Palestinian leader Yasser Arafat's legacy still looms over path to peace
Ten years after his death, the long-time Palestinian leader still seems like the only man who could have forged a deal with Israel

When he died, Yasser Arafat, arguably still the most recognisable face of the Palestinian cause, had been largely dismissed by the United States as an obstacle to peace after walking away from a deal with Israel.
Yet 10 years on and despite an intensive US-brokered diplomatic drive, an end to the decades-long Israeli-Palestinian conflict is as elusive as ever.
"The reality with Arafat, you couldn't do the deal with him and obviously you couldn't do the deal without him. And that is the key paradox," said Aaron David Miller, a former adviser to six US secretaries of state.
In death as in life, the wily former guerilla in his trademark keffiyeh scarf has loomed large over the Palestinian people and their long search for a homeland.

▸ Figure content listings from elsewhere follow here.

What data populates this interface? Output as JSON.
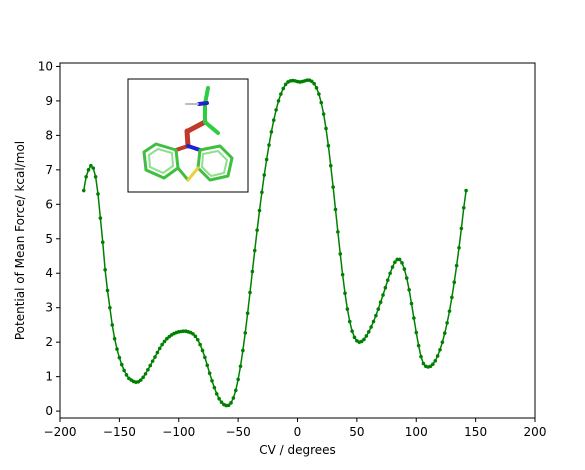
{
  "chart_data": {
    "type": "line",
    "title": "",
    "xlabel": "CV / degrees",
    "ylabel": "Potential of Mean Force/ kcal/mol",
    "xlim": [
      -200,
      200
    ],
    "ylim": [
      -0.2,
      10.1
    ],
    "xticks": [
      -200,
      -150,
      -100,
      -50,
      0,
      50,
      100,
      150,
      200
    ],
    "yticks": [
      0,
      1,
      2,
      3,
      4,
      5,
      6,
      7,
      8,
      9,
      10
    ],
    "grid": false,
    "legend": "none",
    "series": [
      {
        "color": "#008000",
        "marker": "dot",
        "points": [
          [
            -180,
            6.4
          ],
          [
            -178,
            6.8
          ],
          [
            -176,
            7.0
          ],
          [
            -174,
            7.12
          ],
          [
            -172,
            7.05
          ],
          [
            -170,
            6.8
          ],
          [
            -168,
            6.3
          ],
          [
            -166,
            5.6
          ],
          [
            -164,
            4.9
          ],
          [
            -162,
            4.1
          ],
          [
            -160,
            3.5
          ],
          [
            -158,
            3.0
          ],
          [
            -156,
            2.5
          ],
          [
            -154,
            2.1
          ],
          [
            -152,
            1.8
          ],
          [
            -150,
            1.55
          ],
          [
            -148,
            1.35
          ],
          [
            -146,
            1.18
          ],
          [
            -144,
            1.05
          ],
          [
            -142,
            0.95
          ],
          [
            -140,
            0.9
          ],
          [
            -138,
            0.86
          ],
          [
            -136,
            0.84
          ],
          [
            -134,
            0.85
          ],
          [
            -132,
            0.9
          ],
          [
            -130,
            0.98
          ],
          [
            -128,
            1.08
          ],
          [
            -126,
            1.2
          ],
          [
            -124,
            1.32
          ],
          [
            -122,
            1.45
          ],
          [
            -120,
            1.57
          ],
          [
            -118,
            1.7
          ],
          [
            -116,
            1.82
          ],
          [
            -114,
            1.93
          ],
          [
            -112,
            2.02
          ],
          [
            -110,
            2.1
          ],
          [
            -108,
            2.16
          ],
          [
            -106,
            2.21
          ],
          [
            -104,
            2.25
          ],
          [
            -102,
            2.28
          ],
          [
            -100,
            2.3
          ],
          [
            -98,
            2.31
          ],
          [
            -96,
            2.32
          ],
          [
            -94,
            2.32
          ],
          [
            -92,
            2.3
          ],
          [
            -90,
            2.28
          ],
          [
            -88,
            2.24
          ],
          [
            -86,
            2.17
          ],
          [
            -84,
            2.07
          ],
          [
            -82,
            1.93
          ],
          [
            -80,
            1.76
          ],
          [
            -78,
            1.56
          ],
          [
            -76,
            1.33
          ],
          [
            -74,
            1.1
          ],
          [
            -72,
            0.88
          ],
          [
            -70,
            0.68
          ],
          [
            -68,
            0.5
          ],
          [
            -66,
            0.36
          ],
          [
            -64,
            0.26
          ],
          [
            -62,
            0.19
          ],
          [
            -60,
            0.16
          ],
          [
            -58,
            0.17
          ],
          [
            -56,
            0.24
          ],
          [
            -54,
            0.38
          ],
          [
            -52,
            0.6
          ],
          [
            -50,
            0.92
          ],
          [
            -48,
            1.3
          ],
          [
            -46,
            1.76
          ],
          [
            -44,
            2.27
          ],
          [
            -42,
            2.84
          ],
          [
            -40,
            3.44
          ],
          [
            -38,
            4.05
          ],
          [
            -36,
            4.66
          ],
          [
            -34,
            5.25
          ],
          [
            -32,
            5.82
          ],
          [
            -30,
            6.35
          ],
          [
            -28,
            6.85
          ],
          [
            -26,
            7.3
          ],
          [
            -24,
            7.72
          ],
          [
            -22,
            8.1
          ],
          [
            -20,
            8.44
          ],
          [
            -18,
            8.74
          ],
          [
            -16,
            9.0
          ],
          [
            -14,
            9.2
          ],
          [
            -12,
            9.36
          ],
          [
            -10,
            9.48
          ],
          [
            -8,
            9.55
          ],
          [
            -6,
            9.58
          ],
          [
            -4,
            9.59
          ],
          [
            -2,
            9.58
          ],
          [
            0,
            9.56
          ],
          [
            2,
            9.55
          ],
          [
            4,
            9.56
          ],
          [
            6,
            9.58
          ],
          [
            8,
            9.6
          ],
          [
            10,
            9.6
          ],
          [
            12,
            9.57
          ],
          [
            14,
            9.5
          ],
          [
            16,
            9.38
          ],
          [
            18,
            9.2
          ],
          [
            20,
            8.95
          ],
          [
            22,
            8.62
          ],
          [
            24,
            8.2
          ],
          [
            26,
            7.7
          ],
          [
            28,
            7.12
          ],
          [
            30,
            6.5
          ],
          [
            32,
            5.85
          ],
          [
            34,
            5.2
          ],
          [
            36,
            4.56
          ],
          [
            38,
            3.96
          ],
          [
            40,
            3.42
          ],
          [
            42,
            2.96
          ],
          [
            44,
            2.6
          ],
          [
            46,
            2.32
          ],
          [
            48,
            2.14
          ],
          [
            50,
            2.04
          ],
          [
            52,
            2.0
          ],
          [
            54,
            2.02
          ],
          [
            56,
            2.08
          ],
          [
            58,
            2.18
          ],
          [
            60,
            2.3
          ],
          [
            62,
            2.44
          ],
          [
            64,
            2.6
          ],
          [
            66,
            2.77
          ],
          [
            68,
            2.96
          ],
          [
            70,
            3.16
          ],
          [
            72,
            3.37
          ],
          [
            74,
            3.58
          ],
          [
            76,
            3.8
          ],
          [
            78,
            4.0
          ],
          [
            80,
            4.18
          ],
          [
            82,
            4.32
          ],
          [
            84,
            4.4
          ],
          [
            86,
            4.4
          ],
          [
            88,
            4.3
          ],
          [
            90,
            4.12
          ],
          [
            92,
            3.86
          ],
          [
            94,
            3.52
          ],
          [
            96,
            3.12
          ],
          [
            98,
            2.7
          ],
          [
            100,
            2.28
          ],
          [
            102,
            1.9
          ],
          [
            104,
            1.58
          ],
          [
            106,
            1.38
          ],
          [
            108,
            1.3
          ],
          [
            110,
            1.28
          ],
          [
            112,
            1.3
          ],
          [
            114,
            1.36
          ],
          [
            116,
            1.46
          ],
          [
            118,
            1.6
          ],
          [
            120,
            1.78
          ],
          [
            122,
            2.0
          ],
          [
            124,
            2.26
          ],
          [
            126,
            2.56
          ],
          [
            128,
            2.9
          ],
          [
            130,
            3.3
          ],
          [
            132,
            3.74
          ],
          [
            134,
            4.22
          ],
          [
            136,
            4.74
          ],
          [
            138,
            5.3
          ],
          [
            140,
            5.9
          ],
          [
            142,
            6.4
          ]
        ]
      }
    ],
    "inset": {
      "description_none": "",
      "kind": "molecule"
    }
  }
}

Analysts highlight that it was Arafat who first agreed to a two-state solution under which a Palestinian state would live side by side with Israel. And it was Arafat, throwing political caution to the wind, who in 1993 shook hands with then Israeli prime minister Yitzhak Rabin on the White House lawn, watched by a smiling US president Bill Clinton.
"He cannot be simply put into this category as an obstacle or problem because without him we would not have had any agreement at all, no negotiations," insisted Hussein Ibish, a senior fellow with the American Task Force on Palestine.
In the years after that handshake, talks limped along and the violence continued until the fateful 2000 Camp David summit.